RayHelper distributes decorated methods to different hardware clusters, and local calls are smoothly converted to remote calls in the Ray cluster. You can also partition centered around classes:

@RayHelper.worker(group=['model1'])
class Model1:
    ...

    @RayHelper.function(group='model1')
    def rollout(self):
        ...

@RayHelper.worker(group=['model2'])
class Model2:
    ...

    @RayHelper.function(group='model2')
    def forward_and_optimize(self):
        ...


class Trainer:
    ...

SWIFT's support for Ray essentially uses a combination of @worker and @function annotations. The worker specifies Ray cluster roles, and function specifies how to distribute data.

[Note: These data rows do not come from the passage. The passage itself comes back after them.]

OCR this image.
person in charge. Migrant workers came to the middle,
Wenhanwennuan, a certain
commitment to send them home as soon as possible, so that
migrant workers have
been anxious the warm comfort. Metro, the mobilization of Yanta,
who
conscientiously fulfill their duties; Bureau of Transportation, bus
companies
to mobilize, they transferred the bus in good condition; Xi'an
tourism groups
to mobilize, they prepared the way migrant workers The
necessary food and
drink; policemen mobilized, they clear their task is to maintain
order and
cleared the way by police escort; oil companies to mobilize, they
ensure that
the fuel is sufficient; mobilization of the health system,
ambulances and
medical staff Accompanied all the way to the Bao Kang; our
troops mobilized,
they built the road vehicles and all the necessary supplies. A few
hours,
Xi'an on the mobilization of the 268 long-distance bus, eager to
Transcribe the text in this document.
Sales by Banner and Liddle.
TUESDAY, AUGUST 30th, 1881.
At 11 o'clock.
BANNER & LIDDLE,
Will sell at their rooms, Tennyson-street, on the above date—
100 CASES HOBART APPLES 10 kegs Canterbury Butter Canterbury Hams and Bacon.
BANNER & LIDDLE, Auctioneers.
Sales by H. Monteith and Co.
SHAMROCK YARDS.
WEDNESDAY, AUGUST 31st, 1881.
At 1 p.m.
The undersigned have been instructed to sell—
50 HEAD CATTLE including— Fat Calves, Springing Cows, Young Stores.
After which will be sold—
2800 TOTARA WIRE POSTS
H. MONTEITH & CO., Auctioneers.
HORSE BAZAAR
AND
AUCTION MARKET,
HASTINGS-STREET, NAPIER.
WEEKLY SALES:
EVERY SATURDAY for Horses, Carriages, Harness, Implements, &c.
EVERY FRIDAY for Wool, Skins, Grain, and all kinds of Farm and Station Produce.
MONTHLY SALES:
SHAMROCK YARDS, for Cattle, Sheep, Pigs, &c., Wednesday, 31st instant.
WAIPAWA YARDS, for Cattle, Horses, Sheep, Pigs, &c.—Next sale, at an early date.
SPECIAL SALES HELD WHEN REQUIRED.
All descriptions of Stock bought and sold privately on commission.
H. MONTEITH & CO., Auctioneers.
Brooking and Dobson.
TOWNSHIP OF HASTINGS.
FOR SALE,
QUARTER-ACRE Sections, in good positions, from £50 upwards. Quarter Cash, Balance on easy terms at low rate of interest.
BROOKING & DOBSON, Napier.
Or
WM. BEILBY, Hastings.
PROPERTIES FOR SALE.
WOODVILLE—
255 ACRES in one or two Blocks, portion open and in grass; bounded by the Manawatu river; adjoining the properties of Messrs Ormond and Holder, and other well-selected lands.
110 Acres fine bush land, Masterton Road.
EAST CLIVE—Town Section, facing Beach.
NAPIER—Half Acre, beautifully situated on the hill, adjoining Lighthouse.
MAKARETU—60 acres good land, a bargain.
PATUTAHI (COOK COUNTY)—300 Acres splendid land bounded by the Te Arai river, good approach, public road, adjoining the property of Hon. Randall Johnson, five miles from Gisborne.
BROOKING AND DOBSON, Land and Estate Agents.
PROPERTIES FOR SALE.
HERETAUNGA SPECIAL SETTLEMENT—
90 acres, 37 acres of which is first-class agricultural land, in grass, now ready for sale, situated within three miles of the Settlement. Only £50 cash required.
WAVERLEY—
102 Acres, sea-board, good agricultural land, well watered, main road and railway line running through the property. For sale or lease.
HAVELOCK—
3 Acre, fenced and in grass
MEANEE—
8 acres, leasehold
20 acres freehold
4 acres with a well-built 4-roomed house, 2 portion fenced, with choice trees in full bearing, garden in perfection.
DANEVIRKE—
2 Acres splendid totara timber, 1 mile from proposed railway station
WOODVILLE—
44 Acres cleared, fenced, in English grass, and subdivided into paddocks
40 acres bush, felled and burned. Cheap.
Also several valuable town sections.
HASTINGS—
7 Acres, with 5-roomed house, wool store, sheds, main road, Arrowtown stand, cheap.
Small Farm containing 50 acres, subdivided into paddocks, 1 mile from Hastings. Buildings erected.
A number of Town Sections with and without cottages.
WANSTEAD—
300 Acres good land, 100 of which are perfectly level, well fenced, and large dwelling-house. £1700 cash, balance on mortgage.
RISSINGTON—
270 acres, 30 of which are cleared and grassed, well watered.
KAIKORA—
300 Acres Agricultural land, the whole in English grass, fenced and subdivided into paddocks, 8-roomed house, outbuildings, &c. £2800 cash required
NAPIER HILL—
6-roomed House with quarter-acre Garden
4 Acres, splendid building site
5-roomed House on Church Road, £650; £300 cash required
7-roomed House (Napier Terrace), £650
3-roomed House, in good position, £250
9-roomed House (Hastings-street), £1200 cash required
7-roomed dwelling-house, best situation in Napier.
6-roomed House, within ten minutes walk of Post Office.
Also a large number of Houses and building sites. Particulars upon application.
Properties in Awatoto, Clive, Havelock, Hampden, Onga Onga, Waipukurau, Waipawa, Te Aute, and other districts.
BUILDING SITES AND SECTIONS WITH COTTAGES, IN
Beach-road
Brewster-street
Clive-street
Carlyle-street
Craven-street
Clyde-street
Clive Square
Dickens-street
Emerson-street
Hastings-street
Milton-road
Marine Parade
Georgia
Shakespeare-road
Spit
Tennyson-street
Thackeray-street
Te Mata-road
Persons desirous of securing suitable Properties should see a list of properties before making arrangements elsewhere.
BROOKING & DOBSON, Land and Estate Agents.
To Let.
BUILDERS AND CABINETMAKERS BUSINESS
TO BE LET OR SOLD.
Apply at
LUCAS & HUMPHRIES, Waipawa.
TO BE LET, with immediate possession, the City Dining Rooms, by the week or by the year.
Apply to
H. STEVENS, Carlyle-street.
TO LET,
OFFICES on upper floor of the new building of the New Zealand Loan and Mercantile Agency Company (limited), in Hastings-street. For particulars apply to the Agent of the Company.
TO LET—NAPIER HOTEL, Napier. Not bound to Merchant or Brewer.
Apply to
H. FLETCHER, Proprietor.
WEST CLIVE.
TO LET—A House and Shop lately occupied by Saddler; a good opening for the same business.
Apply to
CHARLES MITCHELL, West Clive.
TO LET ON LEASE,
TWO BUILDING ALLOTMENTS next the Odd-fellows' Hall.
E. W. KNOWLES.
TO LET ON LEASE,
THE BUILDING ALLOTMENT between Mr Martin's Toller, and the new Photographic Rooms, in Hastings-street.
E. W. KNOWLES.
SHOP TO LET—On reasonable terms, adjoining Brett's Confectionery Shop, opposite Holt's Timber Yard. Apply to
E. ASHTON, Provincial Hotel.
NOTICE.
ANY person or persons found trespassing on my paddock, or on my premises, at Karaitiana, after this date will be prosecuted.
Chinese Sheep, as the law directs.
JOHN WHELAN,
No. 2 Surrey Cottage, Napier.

The function annotation has several additional parameters:

    @staticmethod
    def function(group: str,
                 dispatch: Union[Literal['slice', 'all'], Callable] = 'all',
                 execute: Literal['first', 'all'] = 'all',
                 collect: Union[Literal['none', 'flatten'], Callable] = 'none'):
  • dispatch: How to distribute call input parameters

    • slice: Split the input parameters, meaning workers execute with load balancing
    • all: All workers receive identical input parameters
    • Custom slicing method, format:
          def my_custom_slice(n, i, data):
              # n is the number of workers, i is the current worker index, data is the original input parameters
              # Return the input parameters for the i-th worker
  • execute: How to execute

    • first: Execute on rank0; slice and Callable slicing methods are invalid in this case
    • all: Execute on all
  • collect: How to collect returned data

    • none: Return as-is, format is a list of return values from each worker
    • flatten: Flatten the results returned by workers, supports tuple flattening
    • Callable: Custom collect method, format:
          def my_custom_collect(result):
              # result is a list returned by each worker
              # Return in your desired format

Parameter Settings

After explaining the technical details, we can configure the parameters. Developers can set different hardware configurations according to the role list in different processes. For example, in the sampling function, there are three roles: sampler, prm, orm. You can configure them like this:

device_groups:
  nproc_per_node: 4
  sample_group:
    device: GPU
    ranks: list(range(0, 2))
    workers:
      - sampler
  rm_group:
    device: GPU
    ranks: list(range(2, 4))
    workers:
      - prm
      - orm
  • nproc_per_node: The minimum number of GPUs per node required in the Ray cluster.
  • xxx_group: The name of each Ray group, can be specified arbitrarily
    • device: Device type, currently supports GPU/CPU, etc.
    • ranks: Which ranks are allocated to the current group. If CPU, ranks can only be an integer representing the total number of processes needed. If GPU, can be in formats like [0,1,2,3], 4, list(range(0, 4)), etc.
    • workers: Which roles are allocated to the current group.

All available roles can be found in the table at the top of this document.

If using the command line, device_groups can also be passed as --device_groups xxx, where xxx is a JSON string. For configuration simplicity, we strongly recommend using YAML format in conjunction with Ray.